Crawford points out that many in our society have become downright contemptuous of physical labor, with a misguided belief that most people could do physical labor if they had to, but only the smartest and most ambitious among us are capable of developing the mental skills needed to land high-paying white-collar jobs. This attitude was promoted by Frederick Winslow Taylor in the early 20th century, a mechanical engineer obsessed with efficiency in workflows who is widely considered one of the first management consultants.
Taylor's influential book Principles of Scientific Management is covered in the section of Soulcraft entitled "The Degradation of the Blue-Collar Worker." Published in 1911, it marked the beginning of a new way of looking at manufacturing and other large enterprises, in which thinking (white-collar work) became more important and valuable than mere doing (blue-collar work). As Taylor wrote, "the managers assume ... the burden of gathering together all of the traditional knowledge which in the past has been possessed by the workmen and then of classifying, tabulating, and reducing this knowledge to rules, laws, and formulae." In Taylor's view, once the corporation had acquired and organized all of this "traditional knowledge," specific bits of it could be doled out to each worker as needed for their specialized work on a single step in a manufacturing process, leading to greater efficiency. This proved a brilliant strategy for increasing profits, at the expense of reduced satisfaction and quality of life for those doing the mere doing.

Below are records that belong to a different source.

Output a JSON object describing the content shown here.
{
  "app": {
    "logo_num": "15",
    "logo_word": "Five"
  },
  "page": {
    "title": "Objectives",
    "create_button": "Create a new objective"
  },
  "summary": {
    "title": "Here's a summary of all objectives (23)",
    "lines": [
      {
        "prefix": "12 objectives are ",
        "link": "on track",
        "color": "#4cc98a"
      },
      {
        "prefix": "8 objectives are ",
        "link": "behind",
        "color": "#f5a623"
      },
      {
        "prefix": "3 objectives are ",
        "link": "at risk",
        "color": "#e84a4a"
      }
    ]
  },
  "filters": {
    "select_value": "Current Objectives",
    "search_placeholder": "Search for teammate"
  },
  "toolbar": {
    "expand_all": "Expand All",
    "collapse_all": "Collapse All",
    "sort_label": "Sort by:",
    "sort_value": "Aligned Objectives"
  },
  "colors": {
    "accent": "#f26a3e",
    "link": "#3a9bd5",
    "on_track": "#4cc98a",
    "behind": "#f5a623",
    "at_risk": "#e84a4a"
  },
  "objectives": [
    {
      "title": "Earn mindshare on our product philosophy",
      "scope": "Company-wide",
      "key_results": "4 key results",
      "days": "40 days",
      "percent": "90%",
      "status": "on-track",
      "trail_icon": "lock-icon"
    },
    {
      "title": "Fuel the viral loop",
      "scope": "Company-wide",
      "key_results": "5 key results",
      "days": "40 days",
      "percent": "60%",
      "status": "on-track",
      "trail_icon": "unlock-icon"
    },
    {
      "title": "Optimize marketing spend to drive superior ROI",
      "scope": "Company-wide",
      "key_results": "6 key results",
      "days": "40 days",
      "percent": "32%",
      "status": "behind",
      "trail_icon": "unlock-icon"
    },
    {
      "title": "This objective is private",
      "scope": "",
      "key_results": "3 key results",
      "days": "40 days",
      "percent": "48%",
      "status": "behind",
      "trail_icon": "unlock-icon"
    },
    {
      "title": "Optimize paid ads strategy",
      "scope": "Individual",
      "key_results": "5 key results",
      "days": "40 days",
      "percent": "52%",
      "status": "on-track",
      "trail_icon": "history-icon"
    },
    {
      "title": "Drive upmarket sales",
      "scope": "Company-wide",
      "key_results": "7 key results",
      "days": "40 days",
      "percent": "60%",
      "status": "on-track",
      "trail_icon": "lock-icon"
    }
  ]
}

Another influential thinker covered in Soulcraft is Albert Borgmann, professor of philosophy at the University of Montana in Missoula. In his 1984 book Technology and the Character of Contemporary Life: A Philosophical Inquiry, he laments the rise of disposable reality, noting how the modern stereo, with its undemanding ability to make every sort of music instantly available, had contributed to a general decline in the number of people willing to put in the years of work needed to master a musical instrument. "The stereo as a device contrasts with the instrument as a thing. A thing, in the sense in which I want to use the term, has an intelligible and accessible character and calls forth skilled and active human engagement. A thing requires practice while a device invites consumption. Things constitute commanding reality, devices procure disposable reality."
The distinction between stereo equipment and musical instruments is an example of an underlying theme that runs throughout the final chapters of the book: choosing is not creating. The satisfaction derived from creating something is missing when we merely choose it from a list of options, and the difference between playing a Beethoven sonata on a stereo or on a piano is akin to the difference between applying an Instagram filter to a photo, or learning to edit a photo in a tool like Lightroom or Photoshop to give it the look and feel that you want. Choosing is better if you're focused on efficiency and cost ("does it scale?"), but creating is better if you're focused on nurturing your soul.
In the end, Shop Class as Soulcraft, like Zen and the Art of Motorcycle Maintenance before it, it is essentially a book about finding the middle path between an excessive faith in technology and a fanatical aversion to technology.